Ignacio enters the room just as Seraphina’s eyes are fluttering shut, the gas doing its job of sending her off into a twilight sleep so I can operate on her. I’m so used to working as a duo with my brother, that I’m noticing Liam’s absence acutely. It’s a juggle, making sure she doesn’t feel pain while I take out her dangerously inflamed appendix.

“Did she wake up?” Ignacio asks. I shake my head. “No.” I don’t want to give him any information. For some selfish, strange reason, I want to keep the conversation I had with Seraphina all to myself. High on pain and drugs and the cusp of death, she somehow managed to bare her soul to me in what probably amounted to three or four sentences we exchanged.

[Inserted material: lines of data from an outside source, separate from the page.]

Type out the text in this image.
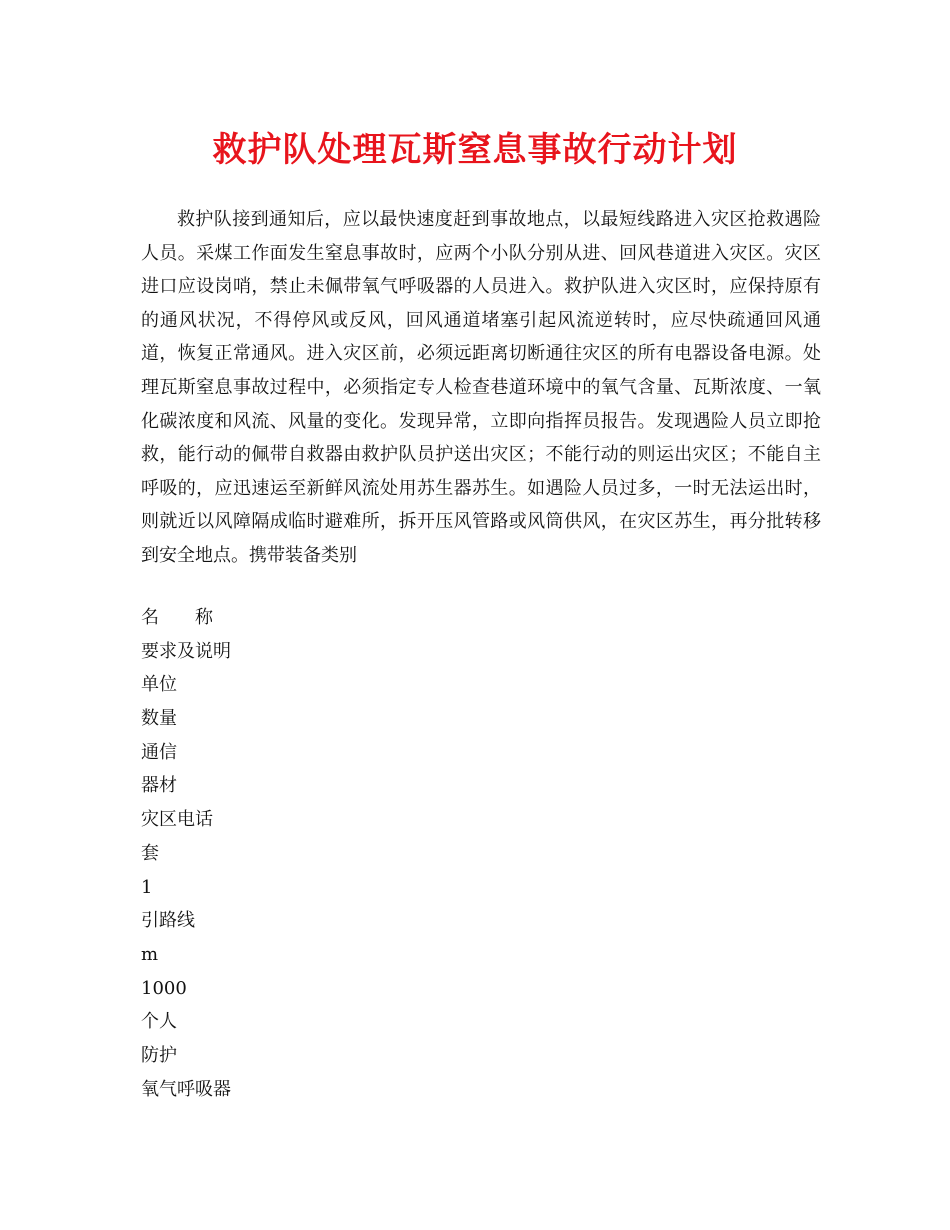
救护队处理瓦斯窒息事故行动计划

救护队接到通知后，应以最快速度赶到事故地点，以最短线路进入灾区抢救遇险人员。采煤工作面发生窒息事故时，应两个小队分别从进、回风巷道进入灾区。灾区进口应设岗哨，禁止未佩带氧气呼吸器的人员进入。救护队进入灾区时，应保持原有的通风状况，不得停风或反风，回风通道堵塞引起风流逆转时，应尽快疏通回风通道，恢复正常通风。进入灾区前，必须远距离切断通往灾区的所有电器设备电源。处理瓦斯窒息事故过程中，必须指定专人检查巷道环境中的氧气含量、瓦斯浓度、一氧化碳浓度和风流、风量的变化。发现异常，立即向指挥员报告。发现遇险人员立即抢救，能行动的佩带自救器由救护队员护送出灾区；不能行动的则运出灾区；不能自主呼吸的，应迅速运至新鲜风流处用苏生器苏生。如遇险人员过多，一时无法运出时，则就近以风障隔成临时避难所，拆开压风管路或风筒供风，在灾区苏生，再分批转移到安全地点。携带装备类别

名　　称
要求及说明
单位
数量
通信
器材
灾区电话
套
1
引路线
m
1000
个人
防护
氧气呼吸器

“I heard talking,” he says, his eyes narrowed at me. You were on the fucking phone, I want to say, but I don’t. Ignacio Garcia Hernandez is a cruel man, a vicious man, and just being in his presence dials up the danger that I might earn myself a bullet or two. Of course, if I had a weapon, and he didn’t have two machine-gun-toting thugs following his every move, we’d be able to try to kill each other like civilized men.

But here, I have been stripped of all my weapons—literally, those fuckers took my gun and my knife as soon as I strolled my ass onto the private jet Ignacio chartered from New York. In this apparently disused water tower among fields of illegal opium poppies, I wield nothing mightier than a scalpel.

“I tried to wake her,” I confirm. “You heard me talking to her. She’s out for now.”

Apparently satisfied, Ignacio nods, thrusting his hands into his pant pockets as he paces on the other side of my makeshift operating table. I make the first incision into her flesh, clearing my throat as I suction blood from around Seraphina’s angry, swollen appendix. She’s lucky it hasn’t ruptured already; in a place like this, I doubt very much that I could save her. A ruptured appendix requires a higher level of surgical prowess than I can possess alone, in the dark, without so much as a second pair of eyes to monitor my patient’s vital signs.

Then again, looking at where we are; in the possession of a homicidal drug cultivator, a cartel lackey, a man who purposely locked a girl away for most of her life – I don’t need to draw conclusions about where Seraphina has spent her days; I can see, in the hollows of her cheeks, in her small stature, the way her pupils are permanently inky-black and wide, like a cat’s, and the paleness on her skin.

This girl has lived her life in this tower, a prisoner. Ignacio’s prisoner.

It takes every ounce of strength and self-preservation that I possess to stop myself from launching across this table and embedding my scalpel in Ignacio’s jugular. I’d give anything to watch him bleed out on the dirty floor of this room and take this poor girl away from what must be a living hell.